Destruction and replacement via technological innovation have been key characteristics of economic development for centuries.

In the context of IT and communications (and many other markets besides) we now commonly hear this referred to as ‘disruption’ or ‘disruptive innovation’.

A disruptive innovation can be seen as a very specific type of change, typically a new technology that is inferior in some ways to current forms, but sufficiently desirable in other ways to drive adoption.

Those of us that have been around the block a few times in the IT market will recall the 8″ floppy disk, offering far more data capacity than smaller disks, but which were ultimately rejected because they were too awkward and costly for rapidly evolving desktop computers.  By the same token, we still put up with frankly often poor service levels and coverage from our mobile phones for the sake of the convenience they offer, with the rise of the Smartphone relegating telephony to a supporting role amongst a cast of a thousand apps.

So how can organisations monitor, react and succeed in a notably disruptive marketplace like communications technology?
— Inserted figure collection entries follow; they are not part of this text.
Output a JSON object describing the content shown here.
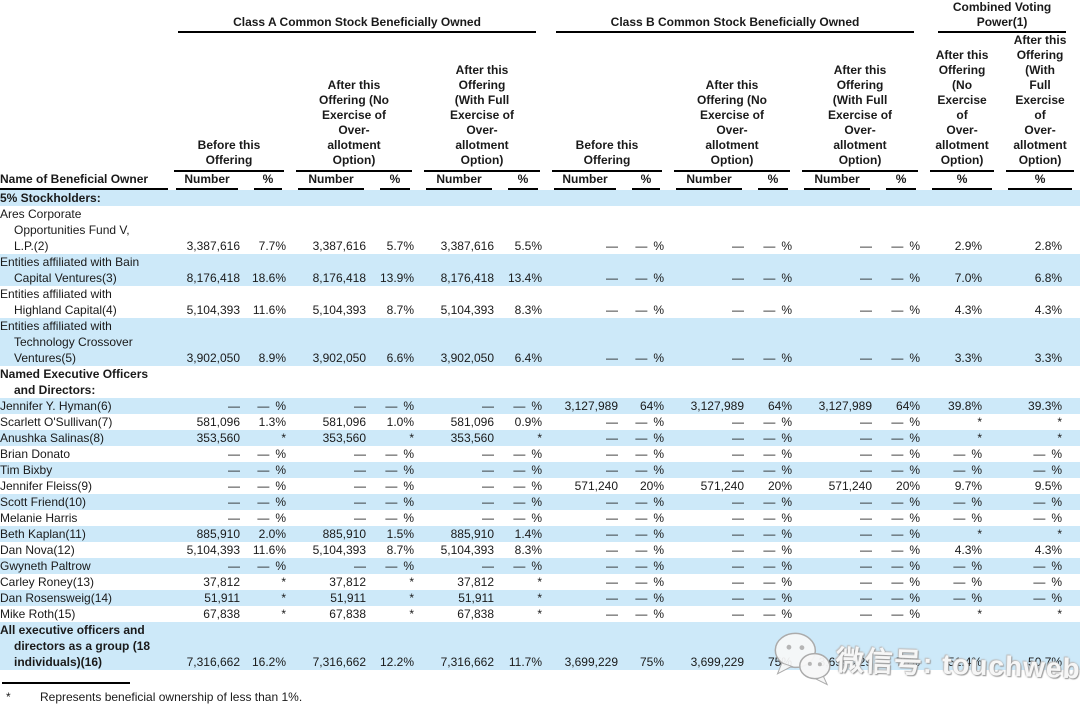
{
  "table": {
    "groups": [
      {
        "label": "Class A Common Stock Beneficially Owned"
      },
      {
        "label": "Class B Common Stock Beneficially Owned"
      },
      {
        "label": "Combined Voting Power(1)"
      }
    ],
    "subheaders": {
      "before": [
        "Before this",
        "Offering"
      ],
      "after_no": [
        "After this",
        "Offering (No",
        "Exercise of",
        "Over-",
        "allotment",
        "Option)"
      ],
      "after_full": [
        "After this",
        "Offering",
        "(With Full",
        "Exercise of",
        "Over-",
        "allotment",
        "Option)"
      ],
      "cv_after_no": [
        "After this",
        "Offering",
        "(No",
        "Exercise",
        "of",
        "Over-",
        "allotment",
        "Option)"
      ],
      "cv_after_full": [
        "After this",
        "Offering",
        "(With",
        "Full",
        "Exercise",
        "of",
        "Over-",
        "allotment",
        "Option)"
      ]
    },
    "col_headers": {
      "name": "Name of Beneficial Owner",
      "number": "Number",
      "percent": "%"
    },
    "rows": [
      {
        "name": [
          "5% Stockholders:"
        ],
        "bold": true,
        "shaded": true,
        "cells": [
          "",
          "",
          "",
          "",
          "",
          "",
          "",
          "",
          "",
          "",
          "",
          "",
          "",
          ""
        ]
      },
      {
        "name": [
          "Ares Corporate",
          "Opportunities Fund V,",
          "L.P.(2)"
        ],
        "bold": false,
        "shaded": false,
        "cells": [
          "3,387,616",
          "7.7%",
          "3,387,616",
          "5.7%",
          "3,387,616",
          "5.5%",
          "—",
          "— %",
          "—",
          "— %",
          "—",
          "— %",
          "2.9%",
          "2.8%"
        ]
      },
      {
        "name": [
          "Entities affiliated with Bain",
          "Capital Ventures(3)"
        ],
        "bold": false,
        "shaded": true,
        "cells": [
          "8,176,418",
          "18.6%",
          "8,176,418",
          "13.9%",
          "8,176,418",
          "13.4%",
          "—",
          "— %",
          "—",
          "— %",
          "—",
          "— %",
          "7.0%",
          "6.8%"
        ]
      },
      {
        "name": [
          "Entities affiliated with",
          "Highland Capital(4)"
        ],
        "bold": false,
        "shaded": false,
        "cells": [
          "5,104,393",
          "11.6%",
          "5,104,393",
          "8.7%",
          "5,104,393",
          "8.3%",
          "—",
          "— %",
          "—",
          "— %",
          "—",
          "— %",
          "4.3%",
          "4.3%"
        ]
      },
      {
        "name": [
          "Entities affiliated with",
          "Technology Crossover",
          "Ventures(5)"
        ],
        "bold": false,
        "shaded": true,
        "cells": [
          "3,902,050",
          "8.9%",
          "3,902,050",
          "6.6%",
          "3,902,050",
          "6.4%",
          "—",
          "— %",
          "—",
          "— %",
          "—",
          "— %",
          "3.3%",
          "3.3%"
        ]
      },
      {
        "name": [
          "Named Executive Officers",
          "and Directors:"
        ],
        "bold": true,
        "shaded": false,
        "cells": [
          "",
          "",
          "",
          "",
          "",
          "",
          "",
          "",
          "",
          "",
          "",
          "",
          "",
          ""
        ]
      },
      {
        "name": [
          "Jennifer Y. Hyman(6)"
        ],
        "bold": false,
        "shaded": true,
        "cells": [
          "—",
          "— %",
          "—",
          "— %",
          "—",
          "— %",
          "3,127,989",
          "64%",
          "3,127,989",
          "64%",
          "3,127,989",
          "64%",
          "39.8%",
          "39.3%"
        ]
      },
      {
        "name": [
          "Scarlett O'Sullivan(7)"
        ],
        "bold": false,
        "shaded": false,
        "cells": [
          "581,096",
          "1.3%",
          "581,096",
          "1.0%",
          "581,096",
          "0.9%",
          "—",
          "— %",
          "—",
          "— %",
          "—",
          "— %",
          "*",
          "*"
        ]
      },
      {
        "name": [
          "Anushka Salinas(8)"
        ],
        "bold": false,
        "shaded": true,
        "cells": [
          "353,560",
          "*",
          "353,560",
          "*",
          "353,560",
          "*",
          "—",
          "— %",
          "—",
          "— %",
          "—",
          "— %",
          "*",
          "*"
        ]
      },
      {
        "name": [
          "Brian Donato"
        ],
        "bold": false,
        "shaded": false,
        "cells": [
          "—",
          "— %",
          "—",
          "— %",
          "—",
          "— %",
          "—",
          "— %",
          "—",
          "— %",
          "—",
          "— %",
          "— %",
          "— %"
        ]
      },
      {
        "name": [
          "Tim Bixby"
        ],
        "bold": false,
        "shaded": true,
        "cells": [
          "—",
          "— %",
          "—",
          "— %",
          "—",
          "— %",
          "—",
          "— %",
          "—",
          "— %",
          "—",
          "— %",
          "— %",
          "— %"
        ]
      },
      {
        "name": [
          "Jennifer Fleiss(9)"
        ],
        "bold": false,
        "shaded": false,
        "cells": [
          "—",
          "— %",
          "—",
          "— %",
          "—",
          "— %",
          "571,240",
          "20%",
          "571,240",
          "20%",
          "571,240",
          "20%",
          "9.7%",
          "9.5%"
        ]
      },
      {
        "name": [
          "Scott Friend(10)"
        ],
        "bold": false,
        "shaded": true,
        "cells": [
          "—",
          "— %",
          "—",
          "— %",
          "—",
          "— %",
          "—",
          "— %",
          "—",
          "— %",
          "—",
          "— %",
          "— %",
          "— %"
        ]
      },
      {
        "name": [
          "Melanie Harris"
        ],
        "bold": false,
        "shaded": false,
        "cells": [
          "—",
          "— %",
          "—",
          "— %",
          "—",
          "— %",
          "—",
          "— %",
          "—",
          "— %",
          "—",
          "— %",
          "— %",
          "— %"
        ]
      },
      {
        "name": [
          "Beth Kaplan(11)"
        ],
        "bold": false,
        "shaded": true,
        "cells": [
          "885,910",
          "2.0%",
          "885,910",
          "1.5%",
          "885,910",
          "1.4%",
          "—",
          "— %",
          "—",
          "— %",
          "—",
          "— %",
          "*",
          "*"
        ]
      },
      {
        "name": [
          "Dan Nova(12)"
        ],
        "bold": false,
        "shaded": false,
        "cells": [
          "5,104,393",
          "11.6%",
          "5,104,393",
          "8.7%",
          "5,104,393",
          "8.3%",
          "—",
          "— %",
          "—",
          "— %",
          "—",
          "— %",
          "4.3%",
          "4.3%"
        ]
      },
      {
        "name": [
          "Gwyneth Paltrow"
        ],
        "bold": false,
        "shaded": true,
        "cells": [
          "—",
          "— %",
          "—",
          "— %",
          "—",
          "— %",
          "—",
          "— %",
          "—",
          "— %",
          "—",
          "— %",
          "— %",
          "— %"
        ]
      },
      {
        "name": [
          "Carley Roney(13)"
        ],
        "bold": false,
        "shaded": false,
        "cells": [
          "37,812",
          "*",
          "37,812",
          "*",
          "37,812",
          "*",
          "—",
          "— %",
          "—",
          "— %",
          "—",
          "— %",
          "— %",
          "— %"
        ]
      },
      {
        "name": [
          "Dan Rosensweig(14)"
        ],
        "bold": false,
        "shaded": true,
        "cells": [
          "51,911",
          "*",
          "51,911",
          "*",
          "51,911",
          "*",
          "—",
          "— %",
          "—",
          "— %",
          "—",
          "— %",
          "— %",
          "— %"
        ]
      },
      {
        "name": [
          "Mike Roth(15)"
        ],
        "bold": false,
        "shaded": false,
        "cells": [
          "67,838",
          "*",
          "67,838",
          "*",
          "67,838",
          "*",
          "—",
          "— %",
          "—",
          "— %",
          "—",
          "— %",
          "*",
          "*"
        ]
      },
      {
        "name": [
          "All executive officers and",
          "directors as a group (18",
          "individuals)(16)"
        ],
        "bold": true,
        "shaded": true,
        "cells": [
          "7,316,662",
          "16.2%",
          "7,316,662",
          "12.2%",
          "7,316,662",
          "11.7%",
          "3,699,229",
          "75%",
          "3,699,229",
          "75%",
          "3,699,229",
          "75%",
          "51.4%",
          "50.7%"
        ]
      }
    ]
  },
  "footnote": {
    "marker": "*",
    "text": "Represents beneficial ownership of less than 1%."
  },
  "watermark": {
    "text": "微信号: touchweb"
  },
  "colors": {
    "stripe": "#cde9f9",
    "text": "#1a1a1a"
  }
}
Studies that have looked at the scale of a business and its ability to innovate have not detected a significant relationship between these two factors. You would assume that incumbents hold the whip-hand over disrupters – with experienced teams, capital deployed and financial momentum, but recent research by Rebecca Henderson of Harvard Business School indicates that the investment directed to research by established businesses in fast-changing sectors typically yields lower returns than the corresponding investments of newer entrants.

Why?

Certainly the economic situation has meant businesses might not invest in the new without cannibalising the old. The glacial speed with which some Telcos have moved to IP-enabled architectures is proof of that. The necessary adjustment to this mindset is without doubt more challenging for companies that are highly profitable in their established business. These often underinvest in replacement or disruptive technologies out of concern for accelerating the demise of current lines of business. It seems intuitive that some degree of cannibalisation of their own sales and consequent survival would be preferable to ploughing on regardless and losing out entirely to the disrupters, but decision makers may not look beyond short term results in terms of profit or justification of costs. In short, big companies reward their people for meeting existing goals. When technologies evolve in neat step-wise increments this works a treat and favours large scale. When the innovations are truly disruptive, such organisations find themselves at a distinct disadvantage.
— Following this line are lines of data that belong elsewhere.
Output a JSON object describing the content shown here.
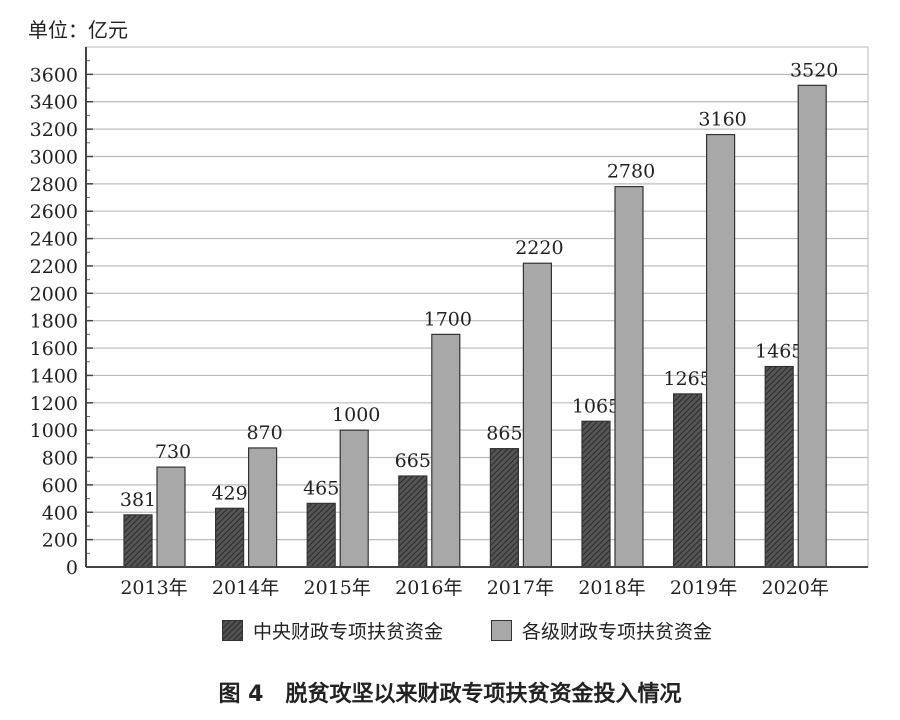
{
  "unit_label": "单位：亿元",
  "caption": "图 4　脱贫攻坚以来财政专项扶贫资金投入情况",
  "legend": [
    {
      "label": "中央财政专项扶贫资金",
      "color": "#3c3c3c"
    },
    {
      "label": "各级财政专项扶贫资金",
      "color": "#a8a8a8"
    }
  ],
  "chart_data": {
    "type": "bar",
    "title": "脱贫攻坚以来财政专项扶贫资金投入情况",
    "figure_label": "图 4",
    "xlabel": "",
    "ylabel": "单位：亿元",
    "ylim": [
      0,
      3800
    ],
    "yticks": [
      0,
      200,
      400,
      600,
      800,
      1000,
      1200,
      1400,
      1600,
      1800,
      2000,
      2200,
      2400,
      2600,
      2800,
      3000,
      3200,
      3400,
      3600
    ],
    "grid": true,
    "legend_position": "bottom",
    "categories": [
      "2013年",
      "2014年",
      "2015年",
      "2016年",
      "2017年",
      "2018年",
      "2019年",
      "2020年"
    ],
    "series": [
      {
        "name": "中央财政专项扶贫资金",
        "values": [
          381,
          429,
          465,
          665,
          865,
          1065,
          1265,
          1465
        ]
      },
      {
        "name": "各级财政专项扶贫资金",
        "values": [
          730,
          870,
          1000,
          1700,
          2220,
          2780,
          3160,
          3520
        ]
      }
    ]
  }
}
Can Strategic Partnering offer solutions?

As I wrote in a recent post, IBM look like a big organisation that might be getting it right – and doing it via an unexpected partnership route.
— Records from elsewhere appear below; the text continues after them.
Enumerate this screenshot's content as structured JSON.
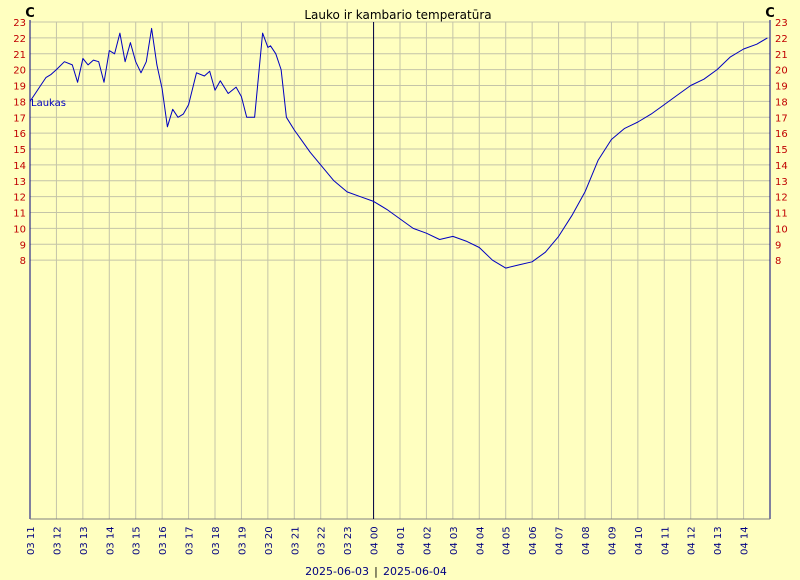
{
  "chart_data": {
    "type": "line",
    "title": "Lauko ir kambario temperatūra",
    "ylabel_left": "C",
    "ylabel_right": "C",
    "ylim": [
      -8.3,
      23
    ],
    "yticks": [
      8,
      9,
      10,
      11,
      12,
      13,
      14,
      15,
      16,
      17,
      18,
      19,
      20,
      21,
      22,
      23
    ],
    "grid": true,
    "x_tick_labels": [
      "03 11",
      "03 12",
      "03 13",
      "03 14",
      "03 15",
      "03 16",
      "03 17",
      "03 18",
      "03 19",
      "03 20",
      "03 21",
      "03 22",
      "03 23",
      "04 00",
      "04 01",
      "04 02",
      "04 03",
      "04 04",
      "04 05",
      "04 06",
      "04 07",
      "04 08",
      "04 09",
      "04 10",
      "04 11",
      "04 12",
      "04 13",
      "04 14"
    ],
    "x_tick_hours": [
      11,
      12,
      13,
      14,
      15,
      16,
      17,
      18,
      19,
      20,
      21,
      22,
      23,
      24,
      25,
      26,
      27,
      28,
      29,
      30,
      31,
      32,
      33,
      34,
      35,
      36,
      37,
      38
    ],
    "x_start_hour": 11,
    "x_end_hour": 39,
    "day_divider_hour": 24,
    "date_left": "2025-06-03",
    "date_right": "2025-06-04",
    "date_separator": "|",
    "series": [
      {
        "name": "Laukas",
        "color": "#0000c0",
        "x_hours": [
          11.0,
          11.2,
          11.4,
          11.6,
          11.8,
          12.0,
          12.3,
          12.6,
          12.8,
          13.0,
          13.2,
          13.4,
          13.6,
          13.8,
          14.0,
          14.2,
          14.4,
          14.6,
          14.8,
          15.0,
          15.2,
          15.4,
          15.6,
          15.8,
          16.0,
          16.2,
          16.4,
          16.6,
          16.8,
          17.0,
          17.3,
          17.6,
          17.8,
          18.0,
          18.2,
          18.5,
          18.8,
          19.0,
          19.2,
          19.5,
          19.8,
          20.0,
          20.1,
          20.3,
          20.5,
          20.7,
          21.0,
          21.3,
          21.6,
          22.0,
          22.5,
          23.0,
          23.5,
          24.0,
          24.5,
          25.0,
          25.5,
          26.0,
          26.5,
          27.0,
          27.5,
          28.0,
          28.5,
          29.0,
          29.5,
          30.0,
          30.5,
          31.0,
          31.5,
          32.0,
          32.5,
          33.0,
          33.5,
          34.0,
          34.5,
          35.0,
          35.5,
          36.0,
          36.5,
          37.0,
          37.5,
          38.0,
          38.5,
          38.9
        ],
        "y_values": [
          18.0,
          18.5,
          19.0,
          19.5,
          19.7,
          20.0,
          20.5,
          20.3,
          19.2,
          20.7,
          20.3,
          20.6,
          20.5,
          19.2,
          21.2,
          21.0,
          22.3,
          20.5,
          21.7,
          20.5,
          19.8,
          20.5,
          22.6,
          20.3,
          18.8,
          16.4,
          17.5,
          17.0,
          17.2,
          17.8,
          19.8,
          19.6,
          19.9,
          18.7,
          19.3,
          18.5,
          18.9,
          18.3,
          17.0,
          17.0,
          22.3,
          21.4,
          21.5,
          21.0,
          20.0,
          17.0,
          16.2,
          15.5,
          14.8,
          14.0,
          13.0,
          12.3,
          12.0,
          11.7,
          11.2,
          10.6,
          10.0,
          9.7,
          9.3,
          9.5,
          9.2,
          8.8,
          8.0,
          7.5,
          7.7,
          7.9,
          8.5,
          9.5,
          10.8,
          12.3,
          14.3,
          15.6,
          16.3,
          16.7,
          17.2,
          17.8,
          18.4,
          19.0,
          19.4,
          20.0,
          20.8,
          21.3,
          21.6,
          22.0
        ]
      }
    ]
  }
}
IBM and Apple’s recent enterprise pact on building and distributing exclusive industry-specific applications built on iOS is an eye-catching example of big players trying to ‘disrupt the disrupters’

Firstly, the touted vertical market apps could secure Apple’s iOS market share in a recovering enterprise sector. Apple’s share vs. Android in the enterprise is the key enabler. IBM breaks into high-growth, data-intensive iOS apps, combining its leading analytics with a high rolling consulting and integrator path to the top floor C-Suite.

In return, Apple recruits an enterprise-proven sales partner without having had to tackle the mega-corporations themselves beyond its PR ensuring the iPhone6 is top of mind for the busy executive.

Apple and IBM claim to be creating 100+ industry-specific apps for the iPhone and iPad and IBM’s established cloud services such as mobile device management (MDM), security and data analytics will be increasingly optimised for iOS.

You can bet that voice, video, messaging, presence and location services will all factor into this alliance, layered with a ‘big data’ applications and services wrap, setting CxO agendas in the enterprise for some time to come, and making it harder to get the required attention at board level.

Whether you are a global telecoms provider, a systems integrator, an enterprise software player or a red hot start-up the bar potentially just got set a little bit higher for everyone involved in selling to the bigger enterprise.